Yes, the broader the market for goods or services, the most likely it becomes that some local producers won’t be able to compete with faraway ones. The true case for free trade is that these adverse consequences for individuals or companies represent just one side of the equation. The other side, the benefits, comprise not only the local consumers who get more or better goods at lower prices but also the local residents who earn higher real incomes as a result.
Who are they? The most-obvious example would be our friends and neighbors who work for firms based overseas but with a substantial presence in our state. By being connected to the global economy, we don’t just lose jobs to other places. We also gain jobs from other places.
According to the U.S. Bureau of Labor Statistics, some 319,000 North Carolinians are employed by multinational firms with a direct foreign investment here. If we didn’t welcome such investment — which requires, in part, be open to direct American investment in foreign countries, too — many of these North Carolinians would be employed by domestic firms, but necessarily at the same wages. And some of those workers wouldn’t be in North Carolina at all.
Let’s talk exports. From agriculture and life sciences to manufacturing and finance, North Carolina-based companies make a lot of money selling goods and services overseas. That money translates into more jobs, higher wages, and greater investment returns for us. When we slap tariffs and other trade restrictions on imports, other countries do the same to our exports.
Speaking of imports, another way that free trade produces net benefits for North Carolinians is by making raw materials, equipment, and supplies more affordable for domestic firms. If the federal government jacks up tariffs on steel or aluminum imports, for instance, that increases the production cost for companies that make vehicles, aircraft, and industrial machinery.
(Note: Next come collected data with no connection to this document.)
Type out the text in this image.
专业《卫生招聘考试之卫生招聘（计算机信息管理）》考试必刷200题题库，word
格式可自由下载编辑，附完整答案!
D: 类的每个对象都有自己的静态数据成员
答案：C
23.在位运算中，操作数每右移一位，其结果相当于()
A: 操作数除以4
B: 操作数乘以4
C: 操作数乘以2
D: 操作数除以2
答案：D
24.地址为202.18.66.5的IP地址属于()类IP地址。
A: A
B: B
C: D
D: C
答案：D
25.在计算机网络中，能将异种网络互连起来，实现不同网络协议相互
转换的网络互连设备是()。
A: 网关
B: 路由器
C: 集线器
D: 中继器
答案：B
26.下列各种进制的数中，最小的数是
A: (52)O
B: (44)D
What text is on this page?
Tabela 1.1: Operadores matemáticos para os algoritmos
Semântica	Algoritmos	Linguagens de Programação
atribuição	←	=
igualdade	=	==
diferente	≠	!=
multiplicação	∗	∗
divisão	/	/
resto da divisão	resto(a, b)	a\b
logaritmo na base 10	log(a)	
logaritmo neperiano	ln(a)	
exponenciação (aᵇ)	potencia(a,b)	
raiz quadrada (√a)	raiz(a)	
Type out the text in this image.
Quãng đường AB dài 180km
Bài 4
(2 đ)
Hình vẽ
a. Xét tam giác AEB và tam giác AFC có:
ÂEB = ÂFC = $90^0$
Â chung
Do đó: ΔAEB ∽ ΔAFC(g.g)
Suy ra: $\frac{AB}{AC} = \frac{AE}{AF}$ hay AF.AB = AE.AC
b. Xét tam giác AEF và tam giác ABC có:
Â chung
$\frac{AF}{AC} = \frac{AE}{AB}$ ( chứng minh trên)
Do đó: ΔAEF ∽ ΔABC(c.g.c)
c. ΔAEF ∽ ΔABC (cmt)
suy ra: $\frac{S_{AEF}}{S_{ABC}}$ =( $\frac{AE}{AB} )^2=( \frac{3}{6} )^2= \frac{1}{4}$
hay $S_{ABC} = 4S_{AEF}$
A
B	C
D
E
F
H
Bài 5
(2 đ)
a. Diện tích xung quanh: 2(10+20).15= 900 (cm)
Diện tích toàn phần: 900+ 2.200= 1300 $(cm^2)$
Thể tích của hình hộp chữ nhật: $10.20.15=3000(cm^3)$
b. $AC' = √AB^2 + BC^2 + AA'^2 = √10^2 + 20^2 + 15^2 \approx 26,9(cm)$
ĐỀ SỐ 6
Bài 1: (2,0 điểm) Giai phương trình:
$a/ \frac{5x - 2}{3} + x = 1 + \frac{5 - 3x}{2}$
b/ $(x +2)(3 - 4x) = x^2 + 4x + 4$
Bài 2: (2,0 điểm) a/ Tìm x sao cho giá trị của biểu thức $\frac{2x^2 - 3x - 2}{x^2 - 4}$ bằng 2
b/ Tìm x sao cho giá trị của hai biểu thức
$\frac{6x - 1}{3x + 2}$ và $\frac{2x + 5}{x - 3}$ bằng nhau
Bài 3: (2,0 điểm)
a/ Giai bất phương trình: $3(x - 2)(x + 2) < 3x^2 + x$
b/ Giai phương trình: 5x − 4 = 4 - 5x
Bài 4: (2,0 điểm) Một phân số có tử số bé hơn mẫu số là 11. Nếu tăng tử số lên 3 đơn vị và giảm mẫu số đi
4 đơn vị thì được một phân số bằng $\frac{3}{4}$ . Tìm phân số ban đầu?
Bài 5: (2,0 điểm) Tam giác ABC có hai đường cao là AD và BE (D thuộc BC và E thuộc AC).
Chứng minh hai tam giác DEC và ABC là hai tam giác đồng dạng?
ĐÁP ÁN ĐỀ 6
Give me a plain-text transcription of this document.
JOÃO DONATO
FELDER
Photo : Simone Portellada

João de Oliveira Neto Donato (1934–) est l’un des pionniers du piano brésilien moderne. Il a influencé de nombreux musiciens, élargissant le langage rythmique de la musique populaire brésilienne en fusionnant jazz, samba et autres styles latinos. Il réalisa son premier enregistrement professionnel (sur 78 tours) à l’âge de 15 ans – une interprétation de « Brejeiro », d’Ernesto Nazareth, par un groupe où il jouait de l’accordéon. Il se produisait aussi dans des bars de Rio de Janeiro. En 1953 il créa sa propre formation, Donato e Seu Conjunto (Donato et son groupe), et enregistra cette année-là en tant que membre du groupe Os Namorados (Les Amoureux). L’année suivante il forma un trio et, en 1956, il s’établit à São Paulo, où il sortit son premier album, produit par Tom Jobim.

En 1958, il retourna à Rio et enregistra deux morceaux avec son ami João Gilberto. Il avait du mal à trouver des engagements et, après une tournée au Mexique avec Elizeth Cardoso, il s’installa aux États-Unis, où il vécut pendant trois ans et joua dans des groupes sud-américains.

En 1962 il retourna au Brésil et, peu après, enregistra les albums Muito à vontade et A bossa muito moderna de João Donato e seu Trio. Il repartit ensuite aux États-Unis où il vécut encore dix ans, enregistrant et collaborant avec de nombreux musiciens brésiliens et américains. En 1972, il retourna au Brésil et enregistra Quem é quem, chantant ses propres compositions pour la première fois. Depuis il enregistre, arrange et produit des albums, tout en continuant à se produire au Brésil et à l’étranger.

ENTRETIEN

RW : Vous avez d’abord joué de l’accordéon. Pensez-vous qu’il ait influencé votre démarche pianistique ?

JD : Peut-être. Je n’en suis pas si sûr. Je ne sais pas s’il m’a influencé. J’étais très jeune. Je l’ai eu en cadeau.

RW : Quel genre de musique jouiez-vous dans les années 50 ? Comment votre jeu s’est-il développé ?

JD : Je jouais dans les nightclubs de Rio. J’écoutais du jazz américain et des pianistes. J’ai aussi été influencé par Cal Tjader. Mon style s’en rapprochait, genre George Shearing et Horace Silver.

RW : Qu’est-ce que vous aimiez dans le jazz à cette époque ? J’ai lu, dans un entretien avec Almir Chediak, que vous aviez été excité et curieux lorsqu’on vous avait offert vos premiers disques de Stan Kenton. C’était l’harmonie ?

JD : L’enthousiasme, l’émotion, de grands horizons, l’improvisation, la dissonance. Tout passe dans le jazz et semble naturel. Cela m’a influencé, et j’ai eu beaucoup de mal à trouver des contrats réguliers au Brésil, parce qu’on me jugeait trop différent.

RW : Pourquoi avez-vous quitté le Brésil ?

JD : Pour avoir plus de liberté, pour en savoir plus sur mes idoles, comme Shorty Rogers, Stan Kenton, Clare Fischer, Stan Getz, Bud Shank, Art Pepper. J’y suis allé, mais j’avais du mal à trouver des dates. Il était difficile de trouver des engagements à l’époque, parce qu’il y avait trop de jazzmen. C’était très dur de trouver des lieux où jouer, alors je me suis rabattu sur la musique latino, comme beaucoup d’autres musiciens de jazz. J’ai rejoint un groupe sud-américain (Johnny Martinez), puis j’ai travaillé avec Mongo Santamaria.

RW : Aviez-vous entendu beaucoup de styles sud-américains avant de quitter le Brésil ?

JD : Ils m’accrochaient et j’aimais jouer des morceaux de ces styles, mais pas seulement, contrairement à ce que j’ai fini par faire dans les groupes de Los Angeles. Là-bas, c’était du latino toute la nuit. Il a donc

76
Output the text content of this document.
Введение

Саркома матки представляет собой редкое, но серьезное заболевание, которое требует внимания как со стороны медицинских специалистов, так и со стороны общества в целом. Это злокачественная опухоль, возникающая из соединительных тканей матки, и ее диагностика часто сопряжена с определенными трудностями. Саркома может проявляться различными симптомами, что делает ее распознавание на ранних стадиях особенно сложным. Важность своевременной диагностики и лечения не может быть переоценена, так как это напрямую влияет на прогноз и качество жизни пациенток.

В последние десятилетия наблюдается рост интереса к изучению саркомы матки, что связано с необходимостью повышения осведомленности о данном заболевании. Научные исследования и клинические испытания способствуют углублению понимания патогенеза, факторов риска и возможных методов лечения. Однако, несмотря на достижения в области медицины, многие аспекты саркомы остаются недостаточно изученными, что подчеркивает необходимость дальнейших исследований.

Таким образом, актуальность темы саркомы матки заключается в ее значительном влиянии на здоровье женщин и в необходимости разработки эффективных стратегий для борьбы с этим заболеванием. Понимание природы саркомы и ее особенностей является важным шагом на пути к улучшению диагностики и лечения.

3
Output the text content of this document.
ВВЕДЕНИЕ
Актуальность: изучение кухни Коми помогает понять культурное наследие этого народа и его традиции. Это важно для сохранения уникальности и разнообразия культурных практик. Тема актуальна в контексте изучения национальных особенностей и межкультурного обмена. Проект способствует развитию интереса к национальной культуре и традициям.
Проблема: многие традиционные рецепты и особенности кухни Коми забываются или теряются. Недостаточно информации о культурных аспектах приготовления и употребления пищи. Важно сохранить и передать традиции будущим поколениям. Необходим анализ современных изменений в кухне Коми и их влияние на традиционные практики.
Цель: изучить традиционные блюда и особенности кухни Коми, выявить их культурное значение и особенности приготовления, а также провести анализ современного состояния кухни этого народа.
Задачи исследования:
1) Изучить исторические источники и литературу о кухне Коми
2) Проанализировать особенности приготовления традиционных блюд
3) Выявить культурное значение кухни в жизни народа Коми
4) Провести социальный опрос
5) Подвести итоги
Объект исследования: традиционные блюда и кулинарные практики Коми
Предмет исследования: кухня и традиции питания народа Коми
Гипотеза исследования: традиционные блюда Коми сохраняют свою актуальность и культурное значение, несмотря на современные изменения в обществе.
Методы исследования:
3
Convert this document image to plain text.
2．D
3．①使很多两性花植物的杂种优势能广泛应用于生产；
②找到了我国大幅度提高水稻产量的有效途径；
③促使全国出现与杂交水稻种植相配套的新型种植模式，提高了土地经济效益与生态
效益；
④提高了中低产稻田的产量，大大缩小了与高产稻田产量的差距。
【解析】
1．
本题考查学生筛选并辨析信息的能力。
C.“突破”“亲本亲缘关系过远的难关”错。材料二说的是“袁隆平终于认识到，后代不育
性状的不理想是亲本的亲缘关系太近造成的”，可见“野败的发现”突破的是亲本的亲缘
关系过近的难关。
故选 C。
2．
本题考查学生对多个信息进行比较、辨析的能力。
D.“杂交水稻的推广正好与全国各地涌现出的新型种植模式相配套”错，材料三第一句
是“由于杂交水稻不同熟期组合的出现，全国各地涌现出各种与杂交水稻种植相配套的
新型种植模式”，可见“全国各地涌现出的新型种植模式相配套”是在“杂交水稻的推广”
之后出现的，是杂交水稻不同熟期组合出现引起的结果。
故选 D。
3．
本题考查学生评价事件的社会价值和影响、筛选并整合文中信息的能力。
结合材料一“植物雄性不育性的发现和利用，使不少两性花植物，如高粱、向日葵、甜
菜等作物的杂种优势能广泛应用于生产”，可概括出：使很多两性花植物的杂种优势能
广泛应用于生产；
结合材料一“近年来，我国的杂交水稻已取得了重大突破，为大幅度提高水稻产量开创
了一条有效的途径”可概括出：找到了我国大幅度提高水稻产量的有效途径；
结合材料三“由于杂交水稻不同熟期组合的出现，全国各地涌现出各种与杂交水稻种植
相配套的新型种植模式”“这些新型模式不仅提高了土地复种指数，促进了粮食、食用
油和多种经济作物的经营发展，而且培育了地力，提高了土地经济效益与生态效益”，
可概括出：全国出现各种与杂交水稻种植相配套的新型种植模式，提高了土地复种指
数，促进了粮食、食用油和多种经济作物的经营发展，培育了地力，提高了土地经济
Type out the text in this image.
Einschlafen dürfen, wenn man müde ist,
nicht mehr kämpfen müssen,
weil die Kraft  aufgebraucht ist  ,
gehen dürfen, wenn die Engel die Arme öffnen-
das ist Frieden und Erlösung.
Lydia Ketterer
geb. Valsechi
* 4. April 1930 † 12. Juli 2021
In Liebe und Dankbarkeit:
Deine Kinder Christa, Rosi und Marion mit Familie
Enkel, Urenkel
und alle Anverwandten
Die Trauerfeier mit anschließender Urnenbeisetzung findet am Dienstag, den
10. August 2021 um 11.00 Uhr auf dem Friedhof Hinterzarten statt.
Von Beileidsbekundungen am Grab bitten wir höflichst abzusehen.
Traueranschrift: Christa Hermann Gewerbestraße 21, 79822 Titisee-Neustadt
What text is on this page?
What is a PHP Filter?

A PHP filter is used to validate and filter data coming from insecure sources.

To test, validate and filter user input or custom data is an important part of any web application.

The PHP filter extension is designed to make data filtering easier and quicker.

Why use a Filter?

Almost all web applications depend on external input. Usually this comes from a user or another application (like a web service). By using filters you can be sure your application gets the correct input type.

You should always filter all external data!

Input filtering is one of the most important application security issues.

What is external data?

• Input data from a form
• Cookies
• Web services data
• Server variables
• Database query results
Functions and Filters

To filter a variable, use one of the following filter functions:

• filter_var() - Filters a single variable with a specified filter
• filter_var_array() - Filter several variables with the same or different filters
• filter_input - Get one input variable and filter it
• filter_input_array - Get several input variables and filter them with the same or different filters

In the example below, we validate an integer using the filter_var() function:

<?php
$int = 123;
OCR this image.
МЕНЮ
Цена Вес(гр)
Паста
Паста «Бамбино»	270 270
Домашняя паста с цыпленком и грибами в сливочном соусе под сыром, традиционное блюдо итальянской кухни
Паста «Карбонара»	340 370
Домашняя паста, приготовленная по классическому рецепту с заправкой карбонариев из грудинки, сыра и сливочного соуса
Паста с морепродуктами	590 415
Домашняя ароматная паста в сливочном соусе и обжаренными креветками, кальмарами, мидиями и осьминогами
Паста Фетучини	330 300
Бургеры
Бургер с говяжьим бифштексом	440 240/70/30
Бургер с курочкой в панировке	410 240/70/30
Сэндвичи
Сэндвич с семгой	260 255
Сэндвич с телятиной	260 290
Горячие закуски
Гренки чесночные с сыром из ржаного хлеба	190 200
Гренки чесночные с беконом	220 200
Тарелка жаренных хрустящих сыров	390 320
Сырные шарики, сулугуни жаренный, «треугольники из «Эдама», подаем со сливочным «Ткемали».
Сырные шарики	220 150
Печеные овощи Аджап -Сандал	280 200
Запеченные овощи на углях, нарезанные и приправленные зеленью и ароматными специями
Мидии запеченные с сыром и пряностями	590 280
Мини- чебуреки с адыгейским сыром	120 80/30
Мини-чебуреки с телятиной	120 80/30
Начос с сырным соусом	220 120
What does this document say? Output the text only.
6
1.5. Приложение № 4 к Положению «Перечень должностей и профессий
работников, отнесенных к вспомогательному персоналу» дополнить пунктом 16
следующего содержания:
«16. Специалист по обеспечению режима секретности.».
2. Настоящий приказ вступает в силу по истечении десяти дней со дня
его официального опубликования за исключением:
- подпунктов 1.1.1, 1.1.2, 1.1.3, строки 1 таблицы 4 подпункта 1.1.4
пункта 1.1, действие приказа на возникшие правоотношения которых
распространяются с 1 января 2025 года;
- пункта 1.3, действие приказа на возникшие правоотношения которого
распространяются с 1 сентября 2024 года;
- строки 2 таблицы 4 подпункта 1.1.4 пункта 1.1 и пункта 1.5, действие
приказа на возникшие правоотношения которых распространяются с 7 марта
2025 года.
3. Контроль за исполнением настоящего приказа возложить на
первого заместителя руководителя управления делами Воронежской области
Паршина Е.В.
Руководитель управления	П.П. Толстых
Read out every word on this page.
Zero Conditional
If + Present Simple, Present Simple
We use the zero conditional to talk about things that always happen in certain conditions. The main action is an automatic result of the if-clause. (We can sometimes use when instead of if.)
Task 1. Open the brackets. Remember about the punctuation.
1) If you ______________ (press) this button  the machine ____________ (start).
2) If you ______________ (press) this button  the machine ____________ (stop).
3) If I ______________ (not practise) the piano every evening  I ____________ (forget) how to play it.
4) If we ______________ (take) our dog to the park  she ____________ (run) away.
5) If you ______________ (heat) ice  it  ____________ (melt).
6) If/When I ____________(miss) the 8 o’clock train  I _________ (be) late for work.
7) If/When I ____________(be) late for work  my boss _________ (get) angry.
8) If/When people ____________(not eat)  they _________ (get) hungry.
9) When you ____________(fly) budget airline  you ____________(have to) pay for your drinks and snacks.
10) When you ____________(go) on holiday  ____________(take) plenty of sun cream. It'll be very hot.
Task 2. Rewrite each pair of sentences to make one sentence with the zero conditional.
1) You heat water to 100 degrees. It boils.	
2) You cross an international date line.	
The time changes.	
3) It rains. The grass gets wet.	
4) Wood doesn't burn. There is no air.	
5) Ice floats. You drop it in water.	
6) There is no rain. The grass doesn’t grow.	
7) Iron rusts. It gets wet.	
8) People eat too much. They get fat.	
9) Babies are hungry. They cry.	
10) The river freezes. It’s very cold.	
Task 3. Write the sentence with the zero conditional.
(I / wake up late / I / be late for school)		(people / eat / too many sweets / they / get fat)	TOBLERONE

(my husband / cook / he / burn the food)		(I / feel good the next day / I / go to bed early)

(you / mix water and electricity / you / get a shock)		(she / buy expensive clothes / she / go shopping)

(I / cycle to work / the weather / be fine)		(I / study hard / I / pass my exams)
Not all of that extra cost can be passed along to the end-user. Some of it gets eaten by the producers, in the form of fewer jobs and lower wages.
What if our producers could pass along all this extra cost to consumers? That would represent still another adverse consequence from trade restrictions. If trade restrictions force me to pay more for a truck, electronic device, or new air conditioner, that means I have less money to spend on other goods and services that may be produced entirely within North Carolina.
The benefits of free trade, in other words, aren’t confined to a small sliver of our population. They flavor a big slice of the economic pie. Estimates vary, but a recent study for the Business Roundtable is probably not too far off the mark. Using 2018 data, it estimates that about 41 million American jobs, about a fifth of the total, are tied to international trade. For North Carolina, the model suggests a net gain of 1.2 million jobs from trade.
That doesn’t mean that if Washington enacts more protectionist policies, all those jobs will be lost. Few politicians say they are against international trade in general. They focus on sectors they consider to be “strategic,” which turns out to be an elastic category. Or they say they are only fighting for “fair trade,” that they’d favor free trade but don’t want to disarm America by failing to respond to the protectionist measures other countries may enact.
Still, these figures help to clarify the stakes. Domestic jobs lost to international competition may be easy to identify and regret. That they are more visible, however, does not make them more numerous or more important than the jobs free trade creates in North Carolina.
John Hood is a John Locke Foundation board member.